What are some of the challenges in getting energy firms to adopt data analytics as a value-creation tool?
Sharifi: Research indicates that less than 5% of data that’s been collected is being used. Some of the challenges are data integration, as well as having the functional silos that organizations have set up. Lastly, the industry has had some challenges in terms of accepting new technology at a very fast pace. There has been some cultural resistance applying new technologies within the sector.
How are upstream firms using data to their advantage?
Sharifi: We’re seeing three main areas that are worth mentioning. One of them, in onshore oil and gas operations, is the improvement in automation. Second thing is digital twin, when it comes to using that vast number of data for offshore platforms. Lastly, we’re looking at subservice data and analytics complemented by machine learning and AI-enabling tools.
What’s an example of a successful use of data analytics by an energy firm?
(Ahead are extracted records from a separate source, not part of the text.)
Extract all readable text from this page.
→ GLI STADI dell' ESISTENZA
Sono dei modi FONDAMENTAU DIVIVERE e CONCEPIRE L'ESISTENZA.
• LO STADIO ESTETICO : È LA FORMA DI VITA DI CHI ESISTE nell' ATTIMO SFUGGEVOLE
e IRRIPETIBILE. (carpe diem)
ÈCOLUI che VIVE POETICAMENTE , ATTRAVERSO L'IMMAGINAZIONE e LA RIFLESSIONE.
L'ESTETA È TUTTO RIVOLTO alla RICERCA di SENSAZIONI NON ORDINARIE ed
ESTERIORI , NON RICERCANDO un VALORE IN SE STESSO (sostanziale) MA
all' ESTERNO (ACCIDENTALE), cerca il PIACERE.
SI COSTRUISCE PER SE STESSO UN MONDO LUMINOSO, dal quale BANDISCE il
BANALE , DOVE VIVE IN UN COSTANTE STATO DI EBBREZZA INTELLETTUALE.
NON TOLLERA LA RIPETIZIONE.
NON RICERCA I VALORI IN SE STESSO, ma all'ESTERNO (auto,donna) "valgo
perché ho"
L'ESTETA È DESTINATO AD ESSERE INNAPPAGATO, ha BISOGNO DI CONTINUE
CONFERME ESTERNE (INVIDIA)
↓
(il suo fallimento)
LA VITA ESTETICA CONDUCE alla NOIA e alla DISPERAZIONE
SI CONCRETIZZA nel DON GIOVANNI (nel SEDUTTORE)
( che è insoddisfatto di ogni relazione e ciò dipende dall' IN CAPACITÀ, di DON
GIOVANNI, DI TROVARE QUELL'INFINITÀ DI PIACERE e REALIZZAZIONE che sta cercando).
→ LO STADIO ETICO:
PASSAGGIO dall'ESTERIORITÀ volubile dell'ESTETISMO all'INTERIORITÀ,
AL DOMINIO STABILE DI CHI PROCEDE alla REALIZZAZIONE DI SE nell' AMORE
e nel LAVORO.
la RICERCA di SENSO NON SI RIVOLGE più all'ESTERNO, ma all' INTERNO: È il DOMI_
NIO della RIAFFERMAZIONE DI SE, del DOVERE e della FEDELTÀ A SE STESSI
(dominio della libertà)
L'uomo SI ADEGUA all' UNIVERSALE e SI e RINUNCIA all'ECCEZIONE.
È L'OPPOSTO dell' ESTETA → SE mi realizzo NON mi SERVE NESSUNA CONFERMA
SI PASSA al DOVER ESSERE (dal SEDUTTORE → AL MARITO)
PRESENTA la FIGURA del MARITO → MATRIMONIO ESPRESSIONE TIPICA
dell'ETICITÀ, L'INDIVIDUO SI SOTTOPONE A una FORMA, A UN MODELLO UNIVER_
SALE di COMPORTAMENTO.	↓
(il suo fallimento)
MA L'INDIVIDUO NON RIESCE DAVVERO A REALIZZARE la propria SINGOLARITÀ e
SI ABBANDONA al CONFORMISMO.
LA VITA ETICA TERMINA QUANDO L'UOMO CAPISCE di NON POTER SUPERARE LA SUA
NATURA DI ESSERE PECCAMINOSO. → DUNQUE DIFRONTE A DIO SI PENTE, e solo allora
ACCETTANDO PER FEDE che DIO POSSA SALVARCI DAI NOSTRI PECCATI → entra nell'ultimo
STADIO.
Sharifi: In terms of the onshore landscape, we see that there’s a lot of the works related to the wells—it’s repetitive and labor intensive. So, automation could play a material role. In one of the cases we came across, a company based in Silicon Valley that partnered with a lower-48 operator. They set a series of pilot tests, a few hundred wells in few pads to use closed loop automation with high-frequency control systems to improve their production, applying the AI-based tools to their artificial lift fleet.
Through a six-month trial, the results were phenomenal. Production improved by 20 percent, operating expense was reduced by 22 percent. Also, in terms of the environmental footprint and health and safety, there were material improvements.
Do you see adoption of data analytics coming from the top down, or bottom up?
Sharifi: We see the penetration is happening faster in smaller companies. As we saw with the shale boom here in the U.S., it was mainly driven by independents and small players.
Their independents are more open to share information amongst themselves, and to leverage their learning from one field, and one operation to the next. I think we do see that being applied more into digital solutions as well.
Ali Sharifi of Kerogen Capital discusses the key challenges, success stories, and the likely path to further adoption of data in the oil & gas industry.